Um dos problemas mais relatados pelos professores em relação à aplicação das metodologias ativas de aprendizagem é a disponibilidade de tempo que têm em sala de aula ou nos momentos on-line síncronos para abarcar todo o conteúdo. Se dedicarem parte do tempo à aplicação das metodologias ativas de aprendizagem, menos tempo terão para expor o conteúdo em sala de aula ou no ensino remoto. Por mais que haja uma série de questionamentos em relação a essa postura adotada por boa parte dos professores, o argumento do tempo é inquestionável. Se uma disciplina tem determinada carga horária e o professor dedica mais tempo às metodologias ativas, é natural que tenha menos tempo para a aplicação de metodologias tradicionais, como a exposição de conteúdo.
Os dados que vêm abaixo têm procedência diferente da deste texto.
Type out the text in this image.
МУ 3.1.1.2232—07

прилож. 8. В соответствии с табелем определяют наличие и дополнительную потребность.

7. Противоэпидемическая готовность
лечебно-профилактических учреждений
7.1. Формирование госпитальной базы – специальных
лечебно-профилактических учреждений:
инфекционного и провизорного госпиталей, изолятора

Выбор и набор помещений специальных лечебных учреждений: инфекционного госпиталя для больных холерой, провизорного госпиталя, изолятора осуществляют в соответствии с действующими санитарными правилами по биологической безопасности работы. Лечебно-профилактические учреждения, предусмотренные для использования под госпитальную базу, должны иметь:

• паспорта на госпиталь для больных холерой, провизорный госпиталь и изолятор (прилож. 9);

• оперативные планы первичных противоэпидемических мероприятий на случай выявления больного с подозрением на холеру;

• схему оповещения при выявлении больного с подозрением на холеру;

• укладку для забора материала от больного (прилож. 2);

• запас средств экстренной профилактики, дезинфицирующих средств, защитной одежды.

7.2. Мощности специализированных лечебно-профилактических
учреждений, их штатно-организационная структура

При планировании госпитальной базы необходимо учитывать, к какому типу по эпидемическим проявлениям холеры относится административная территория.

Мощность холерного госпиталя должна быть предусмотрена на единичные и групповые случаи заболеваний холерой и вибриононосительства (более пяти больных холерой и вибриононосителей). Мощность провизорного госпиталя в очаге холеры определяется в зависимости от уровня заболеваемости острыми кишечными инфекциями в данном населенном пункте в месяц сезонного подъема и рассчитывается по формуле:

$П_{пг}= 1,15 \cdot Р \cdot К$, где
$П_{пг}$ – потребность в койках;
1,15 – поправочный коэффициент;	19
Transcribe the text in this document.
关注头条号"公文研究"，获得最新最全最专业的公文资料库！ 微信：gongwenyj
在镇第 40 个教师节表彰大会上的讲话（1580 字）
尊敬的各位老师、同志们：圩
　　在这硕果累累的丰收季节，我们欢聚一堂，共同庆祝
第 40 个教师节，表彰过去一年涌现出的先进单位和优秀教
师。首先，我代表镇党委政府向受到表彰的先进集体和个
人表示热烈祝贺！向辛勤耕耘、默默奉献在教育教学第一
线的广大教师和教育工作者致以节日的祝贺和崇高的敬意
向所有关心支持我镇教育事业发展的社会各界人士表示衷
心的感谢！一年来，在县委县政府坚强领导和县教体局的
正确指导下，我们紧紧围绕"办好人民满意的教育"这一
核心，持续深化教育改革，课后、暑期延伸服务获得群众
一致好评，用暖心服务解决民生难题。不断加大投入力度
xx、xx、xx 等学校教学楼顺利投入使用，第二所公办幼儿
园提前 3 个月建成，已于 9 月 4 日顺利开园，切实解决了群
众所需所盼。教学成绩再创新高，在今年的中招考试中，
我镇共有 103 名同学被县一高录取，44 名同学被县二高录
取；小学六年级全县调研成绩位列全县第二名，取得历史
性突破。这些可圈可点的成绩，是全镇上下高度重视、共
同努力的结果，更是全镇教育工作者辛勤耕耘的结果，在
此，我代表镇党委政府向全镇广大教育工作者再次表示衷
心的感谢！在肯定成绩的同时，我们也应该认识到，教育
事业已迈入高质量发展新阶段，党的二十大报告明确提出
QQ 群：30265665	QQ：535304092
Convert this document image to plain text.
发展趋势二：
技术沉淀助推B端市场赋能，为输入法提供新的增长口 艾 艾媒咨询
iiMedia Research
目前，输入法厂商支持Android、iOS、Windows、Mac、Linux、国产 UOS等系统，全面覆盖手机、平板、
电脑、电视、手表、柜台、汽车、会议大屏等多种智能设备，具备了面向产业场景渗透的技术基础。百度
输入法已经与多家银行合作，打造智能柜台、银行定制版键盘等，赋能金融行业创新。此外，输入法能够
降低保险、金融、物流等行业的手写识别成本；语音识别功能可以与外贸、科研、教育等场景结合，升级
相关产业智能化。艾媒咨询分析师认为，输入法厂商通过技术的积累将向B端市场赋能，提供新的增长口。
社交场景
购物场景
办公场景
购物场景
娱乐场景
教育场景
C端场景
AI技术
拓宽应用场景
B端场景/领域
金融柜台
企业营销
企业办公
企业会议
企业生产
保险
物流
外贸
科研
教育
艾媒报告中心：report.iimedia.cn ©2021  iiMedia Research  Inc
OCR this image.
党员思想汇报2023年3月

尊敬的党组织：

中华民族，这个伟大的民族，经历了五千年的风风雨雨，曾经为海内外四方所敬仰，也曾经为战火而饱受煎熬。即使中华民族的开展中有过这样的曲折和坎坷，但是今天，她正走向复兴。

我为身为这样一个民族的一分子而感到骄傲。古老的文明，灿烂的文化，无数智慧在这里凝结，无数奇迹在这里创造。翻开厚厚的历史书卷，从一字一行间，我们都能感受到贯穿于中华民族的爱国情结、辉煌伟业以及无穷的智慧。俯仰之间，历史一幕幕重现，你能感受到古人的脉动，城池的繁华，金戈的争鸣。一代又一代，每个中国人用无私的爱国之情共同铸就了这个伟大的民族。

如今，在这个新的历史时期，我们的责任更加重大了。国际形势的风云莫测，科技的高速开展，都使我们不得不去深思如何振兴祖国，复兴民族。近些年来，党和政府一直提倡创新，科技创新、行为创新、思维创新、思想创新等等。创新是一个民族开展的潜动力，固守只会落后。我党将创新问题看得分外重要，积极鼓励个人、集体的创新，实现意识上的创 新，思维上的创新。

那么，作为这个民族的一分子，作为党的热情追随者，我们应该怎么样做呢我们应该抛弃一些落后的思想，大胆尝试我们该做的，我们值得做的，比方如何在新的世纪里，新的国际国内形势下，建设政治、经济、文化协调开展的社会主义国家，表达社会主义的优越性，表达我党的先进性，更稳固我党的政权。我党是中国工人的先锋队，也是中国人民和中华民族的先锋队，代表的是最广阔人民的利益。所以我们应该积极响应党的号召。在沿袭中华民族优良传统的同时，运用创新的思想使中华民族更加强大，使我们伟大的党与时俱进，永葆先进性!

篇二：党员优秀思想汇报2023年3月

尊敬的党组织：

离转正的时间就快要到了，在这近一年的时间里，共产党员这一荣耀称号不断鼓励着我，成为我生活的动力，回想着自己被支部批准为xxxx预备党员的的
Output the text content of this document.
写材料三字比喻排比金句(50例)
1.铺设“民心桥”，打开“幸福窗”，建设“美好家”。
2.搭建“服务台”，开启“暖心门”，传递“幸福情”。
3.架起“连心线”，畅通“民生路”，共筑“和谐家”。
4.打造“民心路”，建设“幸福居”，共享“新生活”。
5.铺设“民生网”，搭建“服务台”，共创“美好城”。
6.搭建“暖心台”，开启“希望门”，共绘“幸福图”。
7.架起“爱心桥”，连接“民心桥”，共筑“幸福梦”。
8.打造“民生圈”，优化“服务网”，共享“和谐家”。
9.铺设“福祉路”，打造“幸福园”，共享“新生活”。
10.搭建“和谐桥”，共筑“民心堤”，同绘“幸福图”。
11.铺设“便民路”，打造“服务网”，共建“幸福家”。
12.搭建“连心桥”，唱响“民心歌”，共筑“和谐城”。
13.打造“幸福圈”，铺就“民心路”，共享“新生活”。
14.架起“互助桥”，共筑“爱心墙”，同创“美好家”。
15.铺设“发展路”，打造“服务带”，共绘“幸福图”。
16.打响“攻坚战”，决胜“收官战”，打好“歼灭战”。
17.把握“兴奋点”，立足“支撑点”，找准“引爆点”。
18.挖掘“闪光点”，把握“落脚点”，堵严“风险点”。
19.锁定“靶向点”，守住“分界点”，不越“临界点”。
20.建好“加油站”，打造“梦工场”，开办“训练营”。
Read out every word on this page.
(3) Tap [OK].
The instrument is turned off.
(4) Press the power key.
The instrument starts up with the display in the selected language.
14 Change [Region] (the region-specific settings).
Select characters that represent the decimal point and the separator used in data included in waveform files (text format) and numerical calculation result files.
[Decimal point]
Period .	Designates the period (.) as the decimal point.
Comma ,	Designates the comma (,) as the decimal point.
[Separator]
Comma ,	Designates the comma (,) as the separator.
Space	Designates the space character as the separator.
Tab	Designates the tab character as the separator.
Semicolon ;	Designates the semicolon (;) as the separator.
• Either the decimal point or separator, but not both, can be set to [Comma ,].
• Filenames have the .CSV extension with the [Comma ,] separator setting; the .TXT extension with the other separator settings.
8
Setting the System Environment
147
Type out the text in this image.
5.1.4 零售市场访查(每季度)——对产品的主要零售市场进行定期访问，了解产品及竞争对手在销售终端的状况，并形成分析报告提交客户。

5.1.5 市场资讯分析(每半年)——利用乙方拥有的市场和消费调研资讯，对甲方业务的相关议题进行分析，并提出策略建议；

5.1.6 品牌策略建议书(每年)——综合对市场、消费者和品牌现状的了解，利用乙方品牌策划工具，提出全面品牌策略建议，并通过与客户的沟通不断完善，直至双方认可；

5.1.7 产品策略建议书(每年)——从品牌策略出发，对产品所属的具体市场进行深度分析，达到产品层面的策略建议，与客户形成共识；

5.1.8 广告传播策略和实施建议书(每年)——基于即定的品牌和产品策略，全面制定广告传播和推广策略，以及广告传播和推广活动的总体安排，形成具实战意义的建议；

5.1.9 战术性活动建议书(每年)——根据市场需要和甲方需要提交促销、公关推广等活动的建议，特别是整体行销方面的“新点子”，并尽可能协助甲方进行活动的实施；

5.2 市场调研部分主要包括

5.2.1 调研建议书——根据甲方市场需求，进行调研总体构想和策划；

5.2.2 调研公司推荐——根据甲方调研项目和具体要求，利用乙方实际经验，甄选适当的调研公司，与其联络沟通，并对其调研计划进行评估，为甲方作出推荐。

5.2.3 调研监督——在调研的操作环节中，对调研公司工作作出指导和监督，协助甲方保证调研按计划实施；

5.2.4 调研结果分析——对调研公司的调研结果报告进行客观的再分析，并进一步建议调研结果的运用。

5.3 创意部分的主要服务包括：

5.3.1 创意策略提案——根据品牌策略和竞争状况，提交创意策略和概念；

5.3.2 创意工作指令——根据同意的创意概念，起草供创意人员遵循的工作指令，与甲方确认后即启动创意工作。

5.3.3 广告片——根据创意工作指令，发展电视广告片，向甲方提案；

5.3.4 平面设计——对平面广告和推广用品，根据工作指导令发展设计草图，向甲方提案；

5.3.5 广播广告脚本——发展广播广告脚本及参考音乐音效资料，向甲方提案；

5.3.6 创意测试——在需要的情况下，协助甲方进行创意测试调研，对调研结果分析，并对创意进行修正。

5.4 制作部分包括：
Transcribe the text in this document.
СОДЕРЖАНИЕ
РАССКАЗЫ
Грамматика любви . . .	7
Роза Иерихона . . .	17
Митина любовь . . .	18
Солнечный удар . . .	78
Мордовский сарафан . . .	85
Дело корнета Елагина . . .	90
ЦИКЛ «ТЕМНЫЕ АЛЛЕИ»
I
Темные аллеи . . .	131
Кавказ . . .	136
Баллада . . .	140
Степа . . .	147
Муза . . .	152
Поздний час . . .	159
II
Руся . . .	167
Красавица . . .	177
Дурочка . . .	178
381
Com menos tempo de acesso ao conteúdo, é possível que os alunos não tenham embasamento teórico suficiente para aproveitarem ao máximo as metodologias mais construcionistas.
Uma das premissas para o êxito de qualquer metodologia ativa de aprendizagem é que o aluno tenha algum tempo para acessar o conteúdo previamente. Não há como resolver um problema, discutir um conceito, elaborar um projeto ou solucionar um caso se não houver um bom embasamento teórico para tal. Ou seja, acesso prévio a conceitos teóricos básicos é fundamental para o bom funcionamento de qualquer metodologia ativa de aprendizagem.
Isso pode ocorrer por meio de aulas expositivas tradicionais, que são culturalmente muito bem aceitas pelos alunos, ou então pelo acesso ao conteúdo disponibilizado em um ambiente virtual de aprendizagem (AVA) nos horários extraclasse, de forma assíncrona.
O problema de utilizar exclusivamente as aulas expositivas para o acesso ao conteúdo é exatamente o escasso tempo disponível para tal. Aí entra a tecnologia digital como uma boa alternativa para fechar a equação tempo versus metodologia versus conteúdo. A disponibilização de objetos de aprendizagem digitais permite que boa parte da fase instrucional do processo se dê de forma autônoma, sem necessariamente ter o suporte do professor em sala de aula ou no AVA. Assim, é possível cobrir todo o conteúdo teórico e dedicar mais tempo em sala de aula para a aplicação da teoria. Um dos problemas da adoção deste último modelo no Brasil (mais digital, menos expositivo) é que o aluno, com poucas exceções, não dispõe de muito tempo nos horários extraclasse para acessar o conteúdo previamente. Uma possível solução é utilizar a tecnologia digital para substituir parte da exposição de conteúdos, configurando, assim, um modelo híbrido de ensino.